Afrin'de ortaya çıkan tablo tüm çıplaklığıyla dünyanın gözü önüne serilmiş oldu. Kürt halkının tarihî destanında özgürlüğün sembolü demirci ve devrimci Gâve'nin heykelini ve farklı inançlara ait kutsal yerleri... Özellikle sosyal medya üzerinden de gördüğümüz gibi, Ezidi kadınlara da zorla çarşaflar giydirildiği bir hakikat olarak ortaya çıkmış, gözlerimizin önüne serilmiştir.
Türkiye medyasında bunu izleme şansımız maalesef olmadı. Türkiye medyasından izlediğimiz tek şey, sanki ÖSO güçleri Birleşmiş Milletlerin barış gücüymüş gibi, orada huzur ve barışı tesis etmek amacıyla gitmiş gibi bir intiba, bir izlenim yaratıldı. Allah'tan yağmacı, ganimet peşinde koşan, birbirlerini bile bunun için vuran görüntüler ortaya çıkınca bunun böyle olmadığı herkesçe bilinmiş oldu. Afrin'de yaşananları maalesef ancak BBC, CNN International gibi kanallardan ya da sosyal medya üzerinden öğrenmiş olduk.
Şengal, Ezidilerin bilinen ana yurdudur. Şengal'de sivillere karşı herhangi bir yönelimden hem siyasi hem hukuki hem ahlaki AKP Hükûmeti sorumlu olacaktır.

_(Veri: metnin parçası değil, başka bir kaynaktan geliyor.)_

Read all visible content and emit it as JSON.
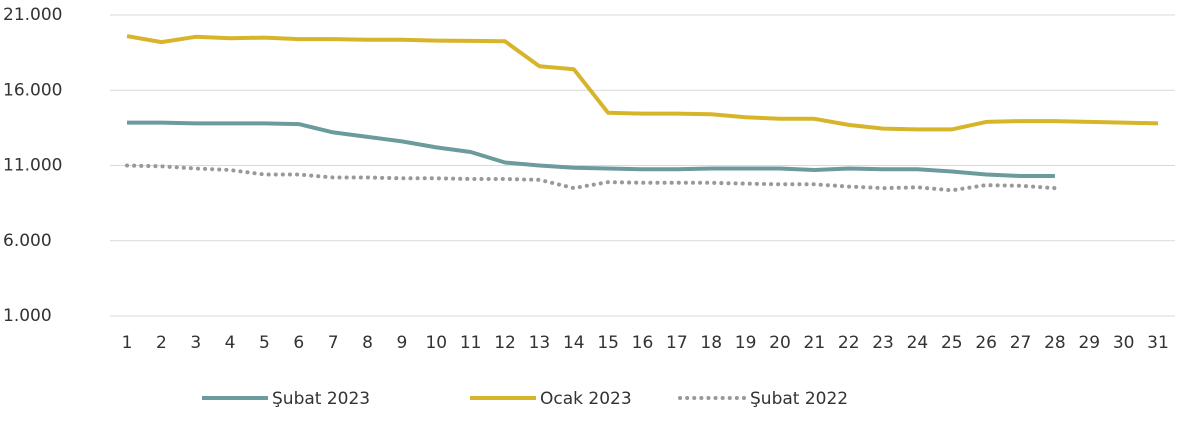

Bilindiği gibi, Ezidiler 2014 yılında IŞİD'in soykırımına maruz kalmış, IŞİD, Ezidileri Şengal'de tamamen yok etmek istemiş, katliam sonrası Ezidiler ana yurtlarını terk etmek zorunda bırakılmıştır. Aynı süreçte binlerce Ezidi çocuk ve kadın esir alındı. Yaşanan bu korkunç soykırım ardından üç buçuk sene geçti. Ezidiler yaralarını yeni yeni sarmaya çalışırken bugün yine Şengal'e, Ezidilere yönelik tehditler savruluyor. Ezidilerin kendi geleneksel direniş mazisine uygun bir şekilde, kendilerini olası saldırılara karşı savunmak amacıyla örgütlendikleri yadsınamaz bir gerçektir ancak bunun kime zarar verdiği veya herhangi bir ülke için bir tehdit oluşturduğunu iddia eden biri varsa çıksın bize lütfen anlatsın. IŞİD de dâhil, bin yıllardır hiçbir güç Ezidileri Şengal'den çıkaramamış, onları Şengal'den büsbütün vazgeçirememiştir. AKP sürekli mazlumların ve mağdurların yanında olduğunu iddia eder, ifade eder ancak tam konu Kürtlere gelince 180 derece dönüş yapmaktan hiç de imtina etmez. Tarihte 73 defa katliama, soykırıma uğramış Ezidilerin mazlum olduğunu tüm dünya görüyor ve kabul ediyor. Eğer bu Hükûmet de böyle görüyorsa mevcut sınırlar içinde Ezidi halkının kendi kaderini tayin etme hakkına saygı göstermesi gerekiyor. Bu halk kendi özgünlüğünü korumalı, özgürlüğünü elde etmelidir. Bu konuda bizim de onları desteklememiz gerekiyor.
Sayın Cumhurbaşkanı son günlerde sürekli "Biz bir işgal kuvveti değiliz. Sahibi kimlerse buraları sahiplerine devredeceğiz." diyor. Başka ülkenin sınırlarını ihlal etmesine rağmen, başka ülkelerin iç işlerine karışmasına rağmen, bu tür söylemleri de sarf edebiliyor maalesef.
Bir dakika daha Başkan...
BAŞKAN - Buyurun Sayın Atalan.
ALİ ATALAN (Devamla) - Değerli arkadaşlar, uluslararası hukuk normlarını da hiçe sayarak Şengal'e yönelik tehditlere Irak Savunma Bakanlığınca bir cevap verildi: "Topraklarımıza yönelik her türlü dış saldırıya karşı Irak Hükûmeti olarak elimiz boş kalmayacaktır." Şimdi, böylesi gerginlikleri yaratmanın hiçbir faydası ve hiç kimseye bir getirisi olmaz ve olmayacaktır. Kim ki mazlumların, mağdurların yeri olarak bilinen Şengal'e saldırıyorsa ve saldıracaksa, inanın, hem ahlaki hem siyasi hem insani olarak bu vebalin altından kalkamayacaktır çünkü Ezidiler mazlumdur ve mağdurdur.
Teşekkür eder, saygılar sunarım. (HDP sıralarından alkışlar)
BAŞKAN - Teşekkür ederim Sayın Atalan.